BioWorld International Correspondent
BRUSSELS, Belgium - The European biotech industry faces another challenge when it gets back from its summer break: educating an entirely new set of senior European Union officials.
Jose Manuel Barroso, the recently appointed president of the European Commission, announced the team in Brussels this week. Also, the commissioners responsible for the issues most closely linked to the fate of the biotech industry are all new.
The key figure will be Günter Verheugen, a former German foreign minister, who becomes commission vice president, responsible for industry. He will be in charge of EU enterprise policy and competitiveness, as well as the European Agency for the Evaluation of Medicinal Products. The new environment commissioner will be Stavros Dimas, from Greece, who also will be in charge of the European Environment Agency.

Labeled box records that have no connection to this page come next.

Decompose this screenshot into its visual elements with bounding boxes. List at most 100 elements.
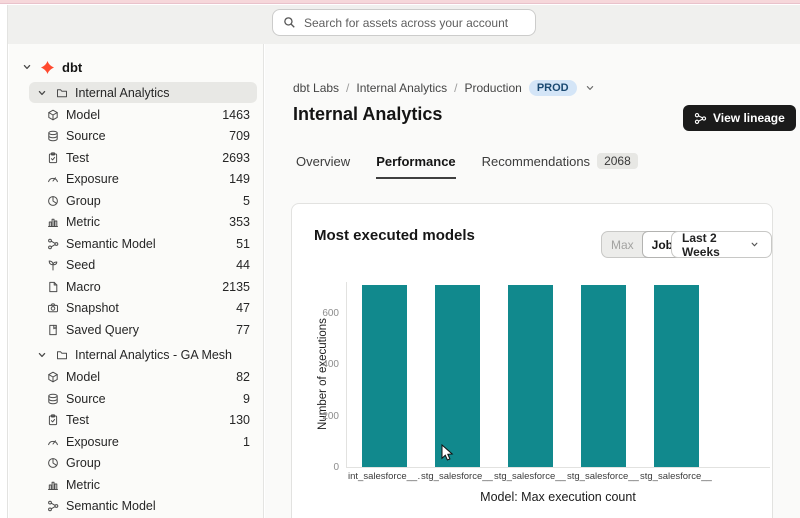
breadcrumb-separator: / <box>454 81 457 95</box>
date-range-select[interactable]: Last 2 Weeks <box>671 231 772 258</box>
sidebar-root-dbt[interactable]: dbt <box>9 56 263 78</box>
item-count: 82 <box>236 370 250 384</box>
search-icon <box>283 16 296 29</box>
sidebar-item-source[interactable]: Source 9 <box>9 388 263 410</box>
view-lineage-label: View lineage <box>713 111 785 125</box>
tab-badge: 2068 <box>597 153 638 169</box>
test-icon <box>46 151 59 164</box>
mouse-cursor <box>441 444 457 462</box>
tab-label: Recommendations <box>482 154 590 169</box>
view-lineage-button[interactable]: View lineage <box>683 105 796 131</box>
bar-int-salesforce-0[interactable] <box>362 285 407 467</box>
item-label: Macro <box>66 280 101 294</box>
sidebar-item-test[interactable]: Test2693 <box>9 147 263 169</box>
chevron-down-icon[interactable] <box>584 82 597 95</box>
item-count: 709 <box>229 129 250 143</box>
metric-icon <box>46 478 59 491</box>
sidebar-item-snapshot[interactable]: Snapshot 47 <box>9 298 263 320</box>
sidebar-item-group[interactable]: Group 5 <box>9 190 263 212</box>
group-icon <box>46 457 59 470</box>
main-panel: dbt Labs / Internal Analytics / Producti… <box>265 44 800 518</box>
x-axis-title: Model: Max execution count <box>346 490 770 504</box>
item-label: Source <box>66 392 106 406</box>
global-search[interactable] <box>272 9 536 36</box>
tab-overview[interactable]: Overview <box>296 153 350 179</box>
window-gutter <box>0 5 8 518</box>
semantic-model-icon <box>46 237 59 250</box>
item-label: Group <box>66 194 101 208</box>
item-label: Seed <box>66 258 95 272</box>
sidebar-item-saved-query[interactable]: Saved Query77 <box>9 319 263 341</box>
y-tick-label: 400 <box>305 359 339 370</box>
item-count: 1463 <box>222 108 250 122</box>
lineage-icon <box>694 112 707 125</box>
item-count: 5 <box>243 194 250 208</box>
folder-icon <box>55 86 68 99</box>
item-count: 130 <box>229 413 250 427</box>
breadcrumb-item-environment[interactable]: Production <box>464 81 521 95</box>
seed-icon <box>46 259 59 272</box>
saved-query-icon <box>46 323 59 336</box>
item-label: Semantic Model <box>66 499 156 513</box>
chevron-down-icon[interactable] <box>20 61 33 74</box>
item-label: Snapshot <box>66 301 119 315</box>
x-tick-label: stg_salesforce__… <box>494 471 566 482</box>
x-axis-line <box>346 467 770 468</box>
chevron-down-icon <box>35 349 48 362</box>
sidebar-item-model[interactable]: Model82 <box>9 367 263 389</box>
tab-performance[interactable]: Performance <box>376 153 455 179</box>
item-label: Test <box>66 413 89 427</box>
sidebar-item-seed[interactable]: Seed44 <box>9 255 263 277</box>
breadcrumb-item-account[interactable]: dbt Labs <box>293 81 339 95</box>
page-title: Internal Analytics <box>293 104 442 125</box>
tab-label: Performance <box>376 154 455 169</box>
sidebar-item-semantic-model[interactable]: Semantic Model <box>9 496 263 518</box>
sidebar-item-semantic-model[interactable]: Semantic Model51 <box>9 233 263 255</box>
sidebar-item-group[interactable]: Group <box>9 453 263 475</box>
folder-label: Internal Analytics - GA Mesh <box>75 348 232 362</box>
bar-stg-salesforce-4[interactable] <box>654 285 699 467</box>
source-icon <box>46 392 59 405</box>
x-tick-label: int_salesforce__… <box>348 471 420 482</box>
test-icon <box>46 414 59 427</box>
bar-stg-salesforce-1[interactable] <box>435 285 480 467</box>
sidebar-item-macro[interactable]: Macro 2135 <box>9 276 263 298</box>
metric-icon <box>46 216 59 229</box>
item-count: 2135 <box>222 280 250 294</box>
group-icon <box>46 194 59 207</box>
sidebar-item-exposure[interactable]: Exposure149 <box>9 169 263 191</box>
y-axis-line <box>346 282 347 467</box>
search-input[interactable] <box>304 16 525 30</box>
item-count: 1 <box>243 435 250 449</box>
sidebar-item-model[interactable]: Model 1463 <box>9 104 263 126</box>
semantic-model-icon <box>46 500 59 513</box>
bar-stg-salesforce-2[interactable] <box>508 285 553 467</box>
item-label: Model <box>66 108 100 122</box>
item-count: 47 <box>236 301 250 315</box>
item-label: Saved Query <box>66 323 139 337</box>
folder-label: Internal Analytics <box>75 86 170 100</box>
prod-badge[interactable]: PROD <box>529 80 577 96</box>
breadcrumb-separator: / <box>346 81 349 95</box>
sidebar-folder-internal-analytics[interactable]: Internal Analytics <box>29 82 257 103</box>
sidebar-folder-internal-analytics-ga-mesh[interactable]: Internal Analytics - GA Mesh <box>29 345 257 366</box>
model-icon <box>46 371 59 384</box>
item-label: Exposure <box>66 435 119 449</box>
dbt-logo-icon <box>41 61 54 74</box>
x-tick-label: stg_salesforce__… <box>567 471 639 482</box>
snapshot-icon <box>46 302 59 315</box>
sidebar-item-metric[interactable]: Metric353 <box>9 212 263 234</box>
sidebar-item-metric[interactable]: Metric <box>9 474 263 496</box>
sidebar-item-source[interactable]: Source709 <box>9 126 263 148</box>
chevron-down-icon <box>748 238 761 251</box>
sidebar-root-label: dbt <box>62 60 82 75</box>
chart-card: Most executed models MaxJob Last 2 Weeks… <box>291 203 773 518</box>
sidebar-item-exposure[interactable]: Exposure 1 <box>9 431 263 453</box>
tab-recommendations[interactable]: Recommendations 2068 <box>482 153 638 179</box>
bar-stg-salesforce-3[interactable] <box>581 285 626 467</box>
toggle-option-max[interactable]: Max <box>602 232 643 257</box>
item-label: Semantic Model <box>66 237 156 251</box>
sidebar-item-test[interactable]: Test 130 <box>9 410 263 432</box>
breadcrumb-item-project[interactable]: Internal Analytics <box>356 81 447 95</box>
item-count: 9 <box>243 392 250 406</box>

Slovenian Janez Potocnik is to be the commissioner for science and research, in charge of the EU's joint research center. Markos Kyprianou, from Cyprus, will be commissioner for health and consumers' protection, heading up the Community Plant Variety Office, the European Centre for Disease Prevention and Control and the European Food Safety Authority. Mariann Fischer Boel, from Denmark, will take over as commissioner for agriculture. Charlie McCreevy will be commissioner for single market issues. And trade issues - including the ongoing battles between the U.S. and the EU on GM products - will be the responsibility of Peter Mandelson, from the UK.
Meanwhile, Brussels-based Emerging Biopharmaceutical Enterprises lobby group has been trying to persuade lower-level officials in the current commission to give a more sensible interpretation to how new pharmaceutical legislation in the EU will be applied to smaller firms. The rules offer cheaper and easier drug-registration facilities via the EMEA to smaller firms, which the industry has welcomed. But the definition of a smaller firm is very restrictive: fewer than 250 employees, turnover of less than €50 million (US$42 million), or a balance sheet of €43 million.
EBE says that companies meeting those criteria are not likely to be taking a medicine to the EMEA, so the provisions might never be used. Biopharmaceutical companies are arguing for an alteration of the definitions.